O presente artigo está dividido em capítulos, além dessa introdução. O capítulo seguinte apresenta o referencial teórico que embasou o trabalho, os procedimentos metodológicos, e a análise e discussão da pesquisa. No capítulo três são apresentadas as considerações finais dos autores, seguidas das referências utilizadas para o desenvolvimento do artigo.

Desenvolvimento

A água como recurso essencial

O Planeta Terra é composto por 71% de água, recurso hidrológico essencial à vida. Somente 2,53% desse volume referem-se à água doce, ou seja, que pode ser consumida. Vale destacar que o Brasil detém 12% de toda água doce do mundo [4].

É perceptível que a água é um dos temas relevantes na economia globalizada, discutida tanto em senso comum, como em pesquisas e eventos científicos, uma vez que, seu consumo é essencial à sobrevivência da humanidade no planeta. A importância deste recurso mineral é abordada na educação formal e informal, em todos os níveis de escolarização, também é tema recorrente divulgado pelas convergências midiáticas, que advertem sua finitude, conforme explicitado em pesquisas anteriores dos autores.

Dentre os objetivos do desenvolvimento sustentável (ODS) da ONU, discutidos na agenda 2030 no encontro realizado em 2015, a água destaca-se como o sexto objetivo que preza por "assegurar a disponibilidade e gestão sustentável da água e saneamento para todas e todos". Desta forma, é uma preocupação mundial assegurar o direito a água e saneamento para toda a população [5].

A água pode ser considerara um bem fundamental economicamente. Bem este imprescindível,

"(...) na agricultura, produção industrial de alimentos, bebidas e vestuário, passando pela mineração, siderurgia, geração de petróleo, gás e energia elétrica até a fabricação de computadores e smartphones, são dependentes da utilização da água" [6].
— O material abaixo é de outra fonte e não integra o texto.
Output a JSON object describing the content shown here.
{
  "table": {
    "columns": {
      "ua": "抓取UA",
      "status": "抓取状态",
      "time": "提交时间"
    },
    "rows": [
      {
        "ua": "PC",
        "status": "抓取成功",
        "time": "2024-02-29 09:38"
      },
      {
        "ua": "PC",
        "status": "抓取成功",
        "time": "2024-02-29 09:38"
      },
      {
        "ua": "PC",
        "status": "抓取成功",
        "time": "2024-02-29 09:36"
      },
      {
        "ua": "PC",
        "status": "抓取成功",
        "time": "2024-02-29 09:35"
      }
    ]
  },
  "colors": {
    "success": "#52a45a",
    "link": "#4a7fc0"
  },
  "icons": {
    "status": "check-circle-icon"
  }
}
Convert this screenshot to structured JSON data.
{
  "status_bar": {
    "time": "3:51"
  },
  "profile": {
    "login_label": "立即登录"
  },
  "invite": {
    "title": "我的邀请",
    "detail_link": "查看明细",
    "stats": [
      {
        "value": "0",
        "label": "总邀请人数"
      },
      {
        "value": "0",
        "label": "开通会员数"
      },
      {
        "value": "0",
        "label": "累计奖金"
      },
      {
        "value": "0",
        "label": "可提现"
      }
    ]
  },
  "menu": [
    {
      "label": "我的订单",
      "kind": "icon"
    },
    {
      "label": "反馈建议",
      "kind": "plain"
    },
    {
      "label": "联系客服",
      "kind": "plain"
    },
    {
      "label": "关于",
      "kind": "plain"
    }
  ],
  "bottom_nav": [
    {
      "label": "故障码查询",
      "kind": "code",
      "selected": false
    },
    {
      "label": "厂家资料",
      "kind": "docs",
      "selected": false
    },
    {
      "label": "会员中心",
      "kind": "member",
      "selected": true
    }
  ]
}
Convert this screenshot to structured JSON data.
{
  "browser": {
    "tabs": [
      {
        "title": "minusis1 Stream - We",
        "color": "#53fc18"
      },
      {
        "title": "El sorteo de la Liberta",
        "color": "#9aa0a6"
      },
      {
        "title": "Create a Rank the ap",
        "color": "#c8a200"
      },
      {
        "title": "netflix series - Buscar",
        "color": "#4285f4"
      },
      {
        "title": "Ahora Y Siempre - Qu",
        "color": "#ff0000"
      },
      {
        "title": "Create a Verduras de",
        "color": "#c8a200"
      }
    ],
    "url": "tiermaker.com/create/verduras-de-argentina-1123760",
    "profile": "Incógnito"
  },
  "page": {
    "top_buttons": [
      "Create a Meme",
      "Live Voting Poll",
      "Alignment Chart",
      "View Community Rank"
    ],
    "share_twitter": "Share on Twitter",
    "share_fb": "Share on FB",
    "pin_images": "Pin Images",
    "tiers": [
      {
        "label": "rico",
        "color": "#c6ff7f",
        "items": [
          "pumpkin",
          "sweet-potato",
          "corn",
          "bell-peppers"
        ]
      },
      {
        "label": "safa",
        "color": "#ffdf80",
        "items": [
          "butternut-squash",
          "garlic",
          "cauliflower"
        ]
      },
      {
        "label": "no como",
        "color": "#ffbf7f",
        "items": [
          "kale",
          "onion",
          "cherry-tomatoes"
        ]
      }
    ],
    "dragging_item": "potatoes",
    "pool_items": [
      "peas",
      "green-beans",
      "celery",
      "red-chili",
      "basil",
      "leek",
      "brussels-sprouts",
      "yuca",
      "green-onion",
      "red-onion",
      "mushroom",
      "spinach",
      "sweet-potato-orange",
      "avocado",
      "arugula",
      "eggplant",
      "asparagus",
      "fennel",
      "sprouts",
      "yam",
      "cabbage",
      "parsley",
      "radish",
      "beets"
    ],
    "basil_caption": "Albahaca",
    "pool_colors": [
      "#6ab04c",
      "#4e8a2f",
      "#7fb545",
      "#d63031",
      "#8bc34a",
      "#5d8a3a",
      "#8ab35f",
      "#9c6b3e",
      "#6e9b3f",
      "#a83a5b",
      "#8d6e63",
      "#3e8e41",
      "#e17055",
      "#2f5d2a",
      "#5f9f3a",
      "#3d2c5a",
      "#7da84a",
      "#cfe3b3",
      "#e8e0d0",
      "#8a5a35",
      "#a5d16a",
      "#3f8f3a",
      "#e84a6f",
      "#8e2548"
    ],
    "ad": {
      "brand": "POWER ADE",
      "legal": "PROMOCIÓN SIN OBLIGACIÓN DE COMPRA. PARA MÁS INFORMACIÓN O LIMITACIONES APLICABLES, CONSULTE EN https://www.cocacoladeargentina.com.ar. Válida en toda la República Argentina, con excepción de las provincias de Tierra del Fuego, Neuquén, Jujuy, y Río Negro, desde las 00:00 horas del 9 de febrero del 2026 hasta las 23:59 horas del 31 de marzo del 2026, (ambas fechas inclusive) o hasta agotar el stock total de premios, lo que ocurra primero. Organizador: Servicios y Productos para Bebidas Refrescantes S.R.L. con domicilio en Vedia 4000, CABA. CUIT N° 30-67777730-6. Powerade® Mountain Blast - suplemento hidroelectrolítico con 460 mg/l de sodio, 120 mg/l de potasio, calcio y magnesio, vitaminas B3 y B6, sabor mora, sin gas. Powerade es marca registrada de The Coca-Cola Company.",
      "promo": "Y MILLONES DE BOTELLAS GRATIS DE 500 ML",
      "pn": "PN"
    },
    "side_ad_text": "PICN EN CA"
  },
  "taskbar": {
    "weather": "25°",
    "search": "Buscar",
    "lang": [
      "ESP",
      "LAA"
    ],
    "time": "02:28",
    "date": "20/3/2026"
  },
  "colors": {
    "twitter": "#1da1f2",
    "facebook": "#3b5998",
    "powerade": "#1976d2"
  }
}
O aumento da produção de bens econômicos, fomentado pelo aumento da demanda de água permite inferir que esta se encontra no estágio de escassez em todo o mundo, consequentemente se o processo produtivo for ampliado a água se tornará um bem esgotado no futuro [4].

Vale destacar que a água é um direito humano. Contudo, encontra-se uma crise diária que afeta, sobretudo a população menos favorecida economicamente. Isto foi evidenciado em pesquisa realizada pelo Programa das Nações Unidas para o Desenvolvimento-PNUD (2006) que anunciou uma crise pela falta de água, que ameaça a vida e destrói os meios de subsistência a uma escala arrasadora.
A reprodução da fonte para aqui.